From communication to organization, in-office comfort to customer service, advances in tech are taking our work live to new levels of efficiency.
Of course, new tech can also be a disruption if you don’t know how to leverage it properly. Employers would do well to study the emerging trends sweeping across workplaces in every sector. That way, they’ll be better positioned to adopt new tech effectively and boost productivity.
1. Make Sure Your Office Computers Are Fit for Purpose
According to Hire Intelligence, 38 percent of office workers say an office laptop would significantly improve their working life. Why is that? It’s all about flexibility. Laptops allow workers to break free from their desks. A change of scenery — and remote work opportunities — can do wonders.
But it’s not just flexibility your employees are after. They also want more power. Thirty-five percent of survey respondents said their work computers had insufficient processing capacity and memory, and only 43 percent of office workers said their computers were fit for purpose.
Nothing leaves room for distraction and disengagement like a painfully slow PC, so be sure the tech you offer your workers actually serves the purpose it’s supposed to serve. Go beyond hardware, too. Up-to-date software is just as important as a speedy computer.
2. Try New Tech Before You Buy
It’s rare that employees end up with outdated, underpowered tech because their employers simply don’t care about being on the cutting edge. Rather, the problem is that buying new technology can be expensive, and organizations don’t want to invest in new hardware or software that ends up being ineffective.
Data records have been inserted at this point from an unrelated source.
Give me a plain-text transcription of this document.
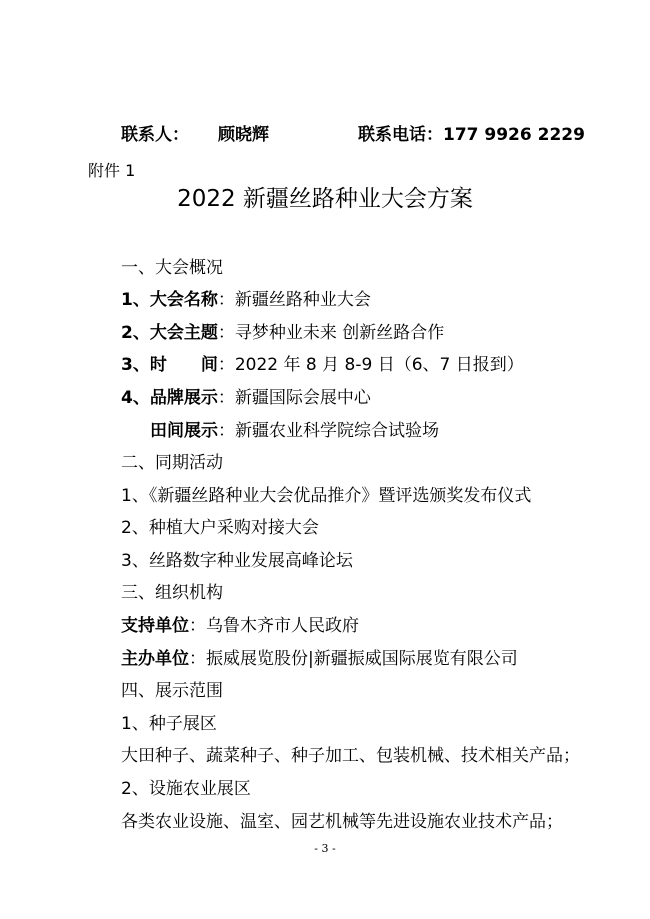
联系人： 顾晓辉	联系电话：177 9926 2229
附件 1
2022 新疆丝路种业大会方案
一、大会概况
1、大会名称：新疆丝路种业大会
2、大会主题：寻梦种业未来 创新丝路合作
3、时　　间：2022 年 8 月 8-9 日（6、7 日报到）
4、品牌展示：新疆国际会展中心
田间展示：新疆农业科学院综合试验场
二、同期活动
1、《新疆丝路种业大会优品推介》暨评选颁奖发布仪式
2、种植大户采购对接大会
3、丝路数字种业发展高峰论坛
三、组织机构
支持单位：乌鲁木齐市人民政府
主办单位：振威展览股份|新疆振威国际展览有限公司
四、展示范围
1、种子展区
大田种子、蔬菜种子、种子加工、包装机械、技术相关产品；
2、设施农业展区
各类农业设施、温室、园艺机械等先进设施农业技术产品；
- 3 -
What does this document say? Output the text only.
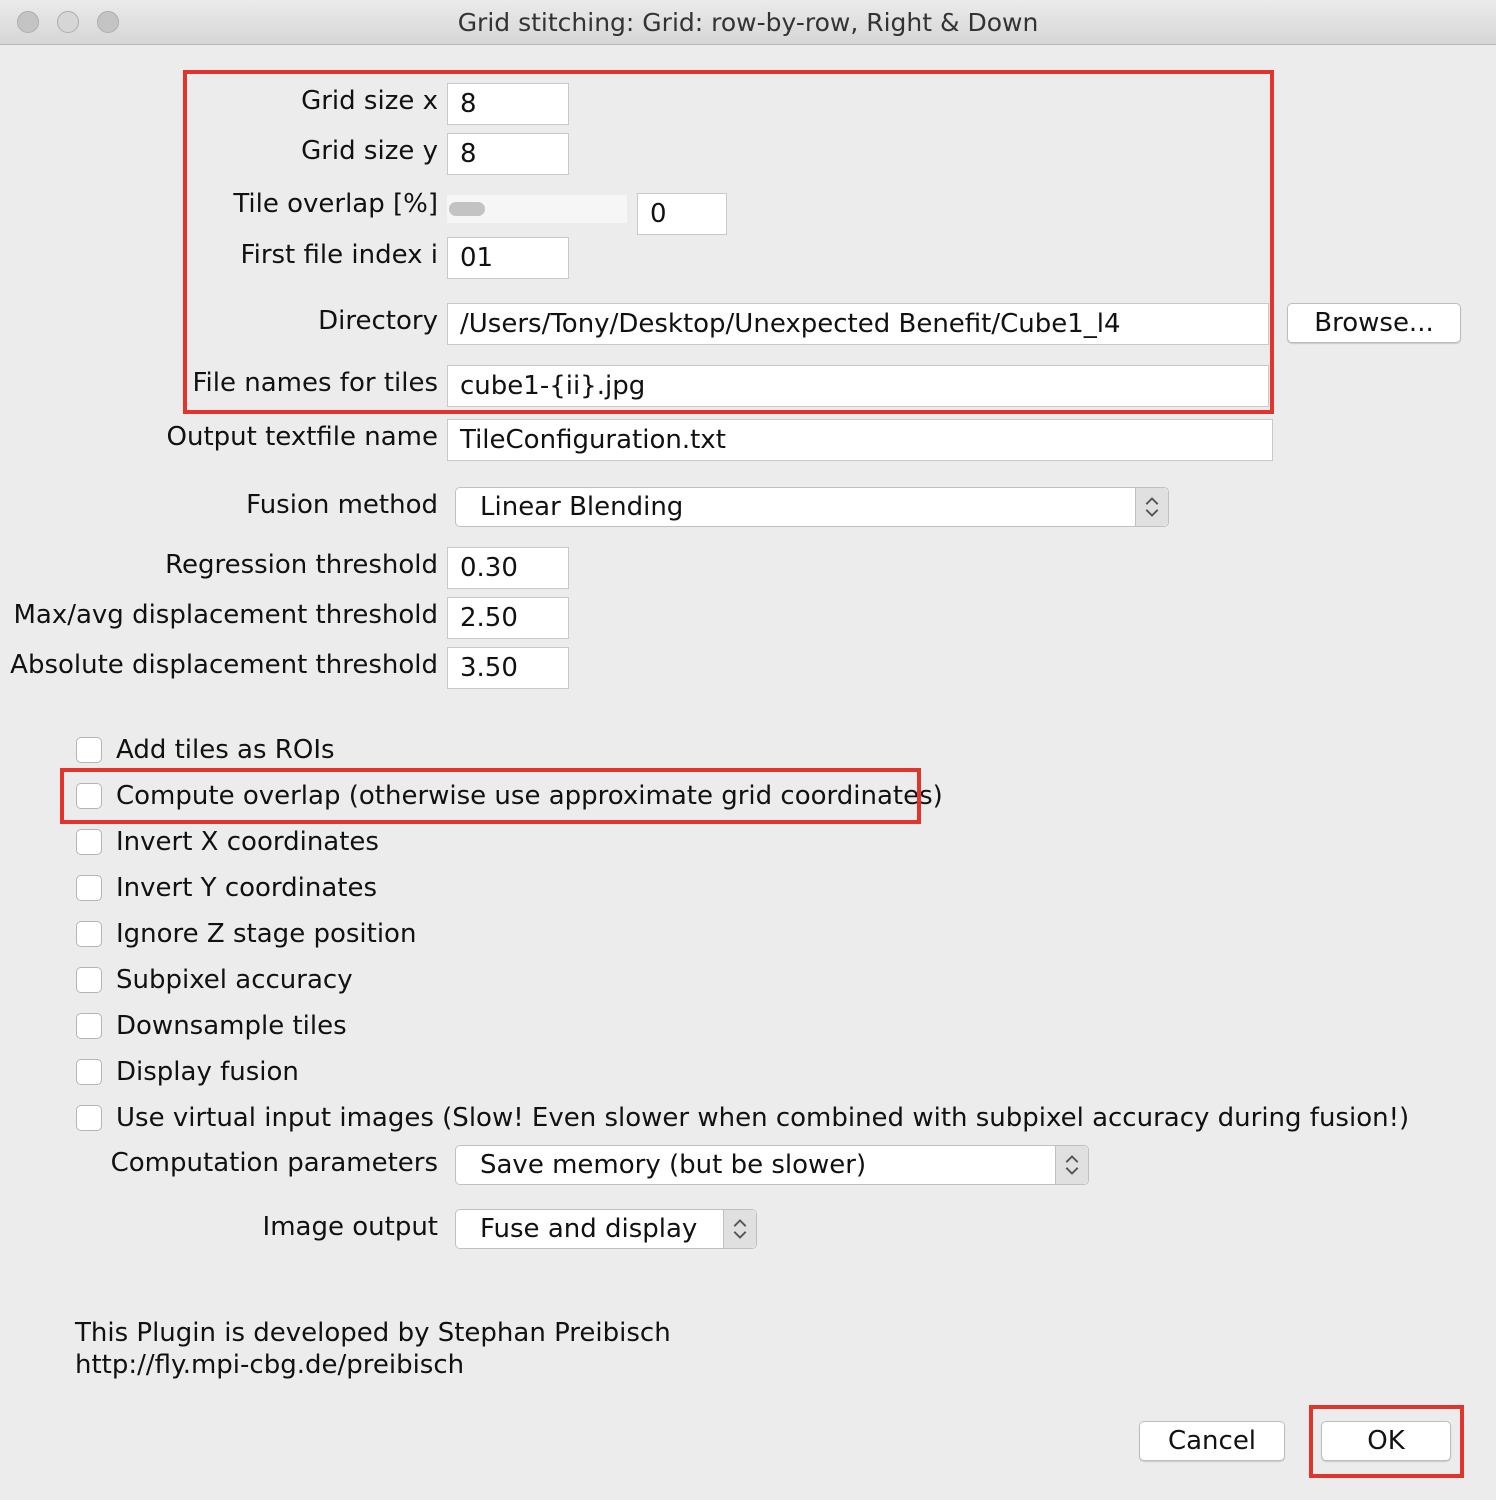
Grid stitching: Grid: row-by-row, Right & Down
Grid size x 8
Grid size y 8
Tile overlap [%]	0
First file index i 01
Directory /Users/Tony/Desktop/Unexpected Benefit/Cube1_l4	Browse...
File names for tiles cube1-{ii}.jpg
Output textfile name TileConfiguration.txt
Fusion method Linear Blending
Regression threshold 0.30
Max/avg displacement threshold 2.50
Absolute displacement threshold 3.50
Add tiles as ROIs
Compute overlap (otherwise use approximate grid coordinates)
Invert X coordinates
Invert Y coordinates
Ignore Z stage position
Subpixel accuracy
Downsample tiles
Display fusion
Use virtual input images (Slow! Even slower when combined with subpixel accuracy during fusion!)
Computation parameters Save memory (but be slower)
Image output Fuse and display
This Plugin is developed by Stephan Preibisch
http://fly.mpi-cbg.de/preibisch
Cancel	OK
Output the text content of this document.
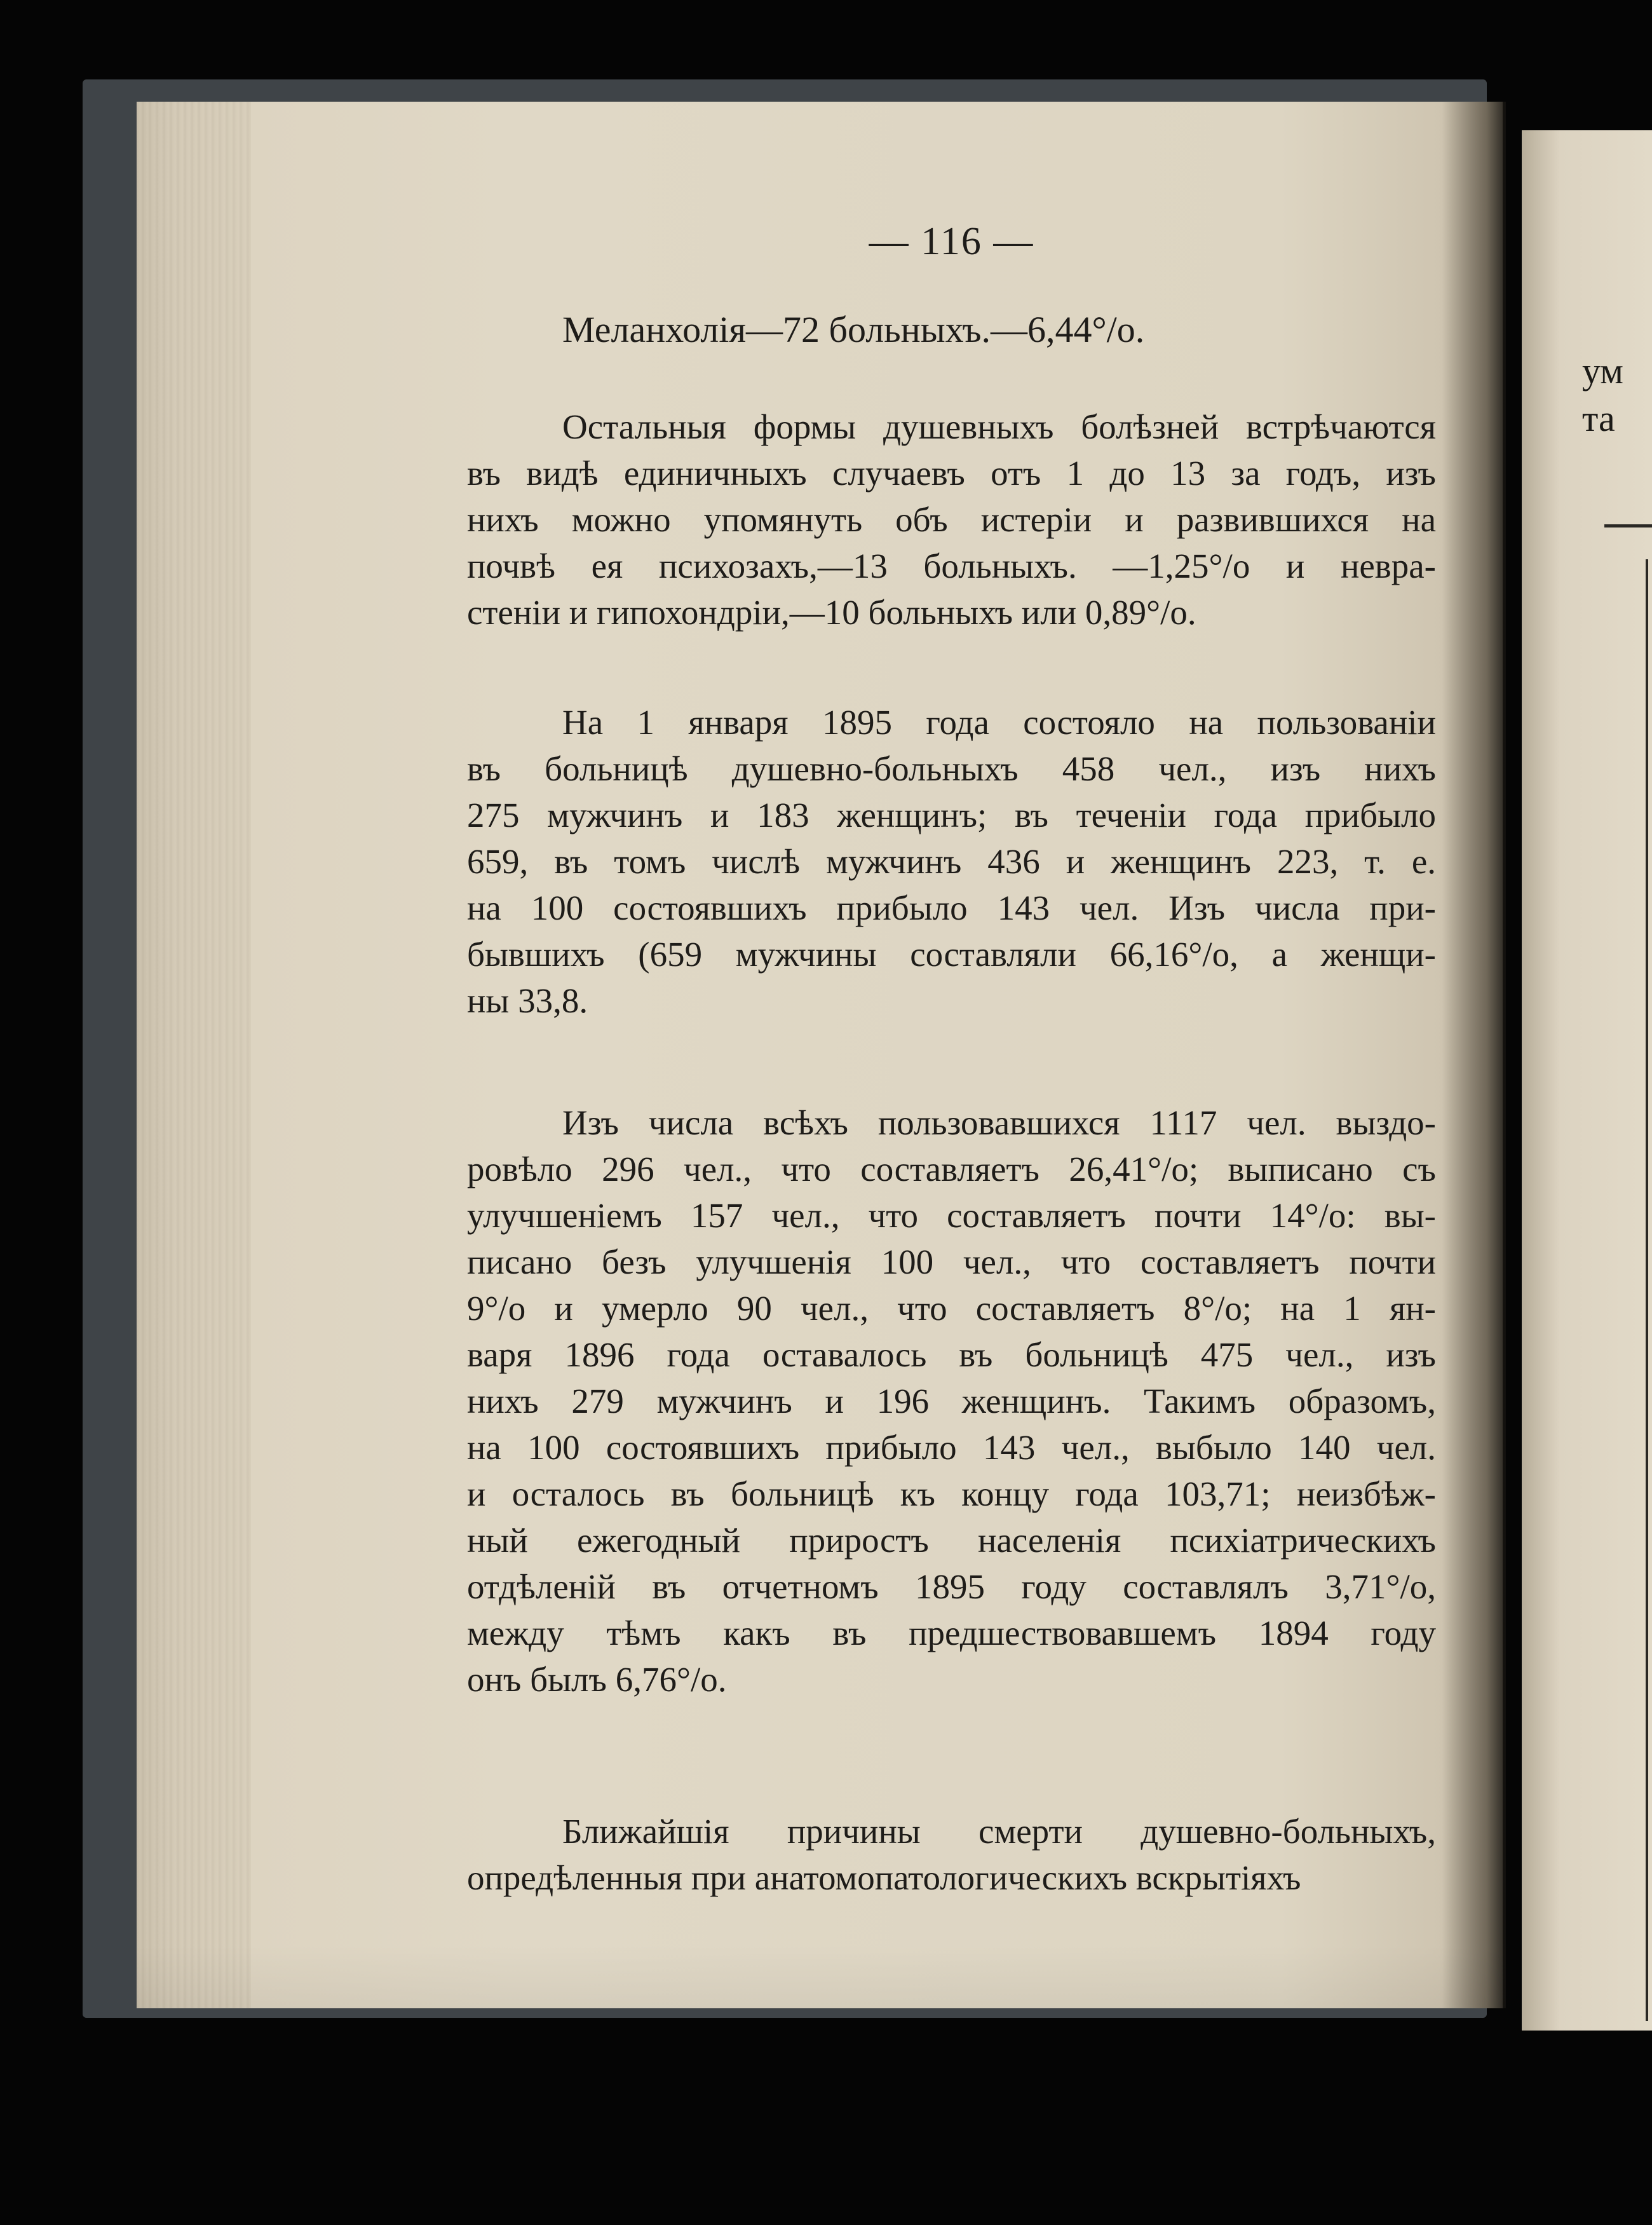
ум
та
— 116 —
Меланхолія—72 больныхъ.—6,44°/o.
Остальныя формы душевныхъ болѣзней встрѣчаются
въ видѣ единичныхъ случаевъ отъ 1 до 13 за годъ, изъ
нихъ можно упомянуть объ истеріи и развившихся на
почвѣ ея психозахъ,—13 больныхъ. —1,25°/o и невра-
стеніи и гипохондріи,—10 больныхъ или 0,89°/o.
На 1 января 1895 года состояло на пользованіи
въ больницѣ душевно-больныхъ 458 чел., изъ нихъ
275 мужчинъ и 183 женщинъ; въ теченіи года прибыло
659, въ томъ числѣ мужчинъ 436 и женщинъ 223, т. е.
на 100 состоявшихъ прибыло 143 чел. Изъ числа при-
бывшихъ (659 мужчины составляли 66,16°/o, а женщи-
ны 33,8.
Изъ числа всѣхъ пользовавшихся 1117 чел. выздо-
ровѣло 296 чел., что составляетъ 26,41°/o; выписано съ
улучшеніемъ 157 чел., что составляетъ почти 14°/o: вы-
писано безъ улучшенія 100 чел., что составляетъ почти
9°/o и умерло 90 чел., что составляетъ 8°/o; на 1 ян-
варя 1896 года оставалось въ больницѣ 475 чел., изъ
нихъ 279 мужчинъ и 196 женщинъ. Такимъ образомъ,
на 100 состоявшихъ прибыло 143 чел., выбыло 140 чел.
и осталось въ больницѣ къ концу года 103,71; неизбѣж-
ный ежегодный приростъ населенія психіатрическихъ
отдѣленій въ отчетномъ 1895 году составлялъ 3,71°/o,
между тѣмъ какъ въ предшествовавшемъ 1894 году
онъ былъ 6,76°/o.
Ближайшія причины смерти душевно-больныхъ,
опредѣленныя при анатомопатологическихъ вскрытіяхъ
One way to reduce the risk of investing in unfit tech is to try it before you buy it. These days, most office software comes with a free trial period of some kind, and there are even companies that will rent out hardware for your office to test.
If you’re considering getting those much-desired laptops for your team but unsure of what to buy, set up a test group with some trial tech. Compare their productivity to that of their colleagues, and you can see which new tech tools actually increase efficiency and output!
3. Encourage Remote Work
According to a study from Oxford Economics, 63 percent of office workers lack a quiet space to work in, which negatively affects productivity, well-being, and job satisfaction. This is partially the result of the open-office trend, which has taken the work world by storm. As good as a shared workspace can be for fostering relationships and collaboration, many employees also find bustling offices too noisy and distracting when it’s time for sustained, focused work.
If you invest in the laptops your team is looking for, you can also start offering them remote work opportunities. This allows you to solve the problem of distracting offices without radically redesigning your whole workspace.
If that’s not enough to convince you of the value of remote work, consider the fact that a recent survey found 31 percent of workers would prefer more flexibility over a 3 percent pay raise.
4. HD Monitors Are More Than Just Flashy Office Additions
While remote work opportunities can give your employees the quiet space they need for solo work, your office still needs to support collaborative teamwork as well. According to the Hire Intelligence survey, tech that facilitates such teamwork — including large HD screens and high-quality projectors — is particularly important to certain segments of your workforce, especially workers between the ages of 18 and 44.
It makes sense why workers would value this hardware. Many workers can relate to the difficult process of troubleshooting an issue when you are crowded around a tiny laptop screen with 10 of your coworkers. Similarly, conference calls with remote workers or clients can greatly benefit from screen-sharing and other tools that allow everyone to get on the same page — literally.
5. Teach Workers How to Use the Tech You Buy
In addition to better tech, office workers also want their employers to invest in their careers. In the Hire Intelligence survey, 44 percent of employees said they’d like to see their companies put more money toward training and upskilling opportunities.
These trainings can take many forms, depending on what your workers need. For example, you could set up training sessions to help workers get the most out of the new tech you’re buying, as well as trainings dedicated to specific skills, tasks, and processes.
As important as the content of the trainings is the channel through which the trainings are delivered. According to a 2018 study from Wainhouse Research, instructor-led training, short videos, and coaching and mentoring are the approaches most preferred by workers of all age groups.
6. Stop Wasting Money on Distracting Tech
While it may seem that kitting your office out with costly gadgets is the answer to all your productivity and engagement problems, the truth is you may be spending money you don’t need to.
In the Hire Intelligence survey, radios and music systems were among the least desired tech. Many workers enjoy listening to music through their headphones when they want to, but office-wide sound systems are often a distraction — especially when colleagues disagree over the type of music to be played!
Workers find the office distracting enough without the addition of an uninvited soundtrack. Consider saving cash on music tech and investing it in some of the suggestions above instead.
One final note to really drive home the lessons of this survey: Just under half of office workers said their companies should spend extra revenue on improving office technology. It seems that more than leisure activities and other trendy perks, what workers really want are the tools to do their jobs well.
Irma Hunkeler works for Re:signal, a digital marketing agency.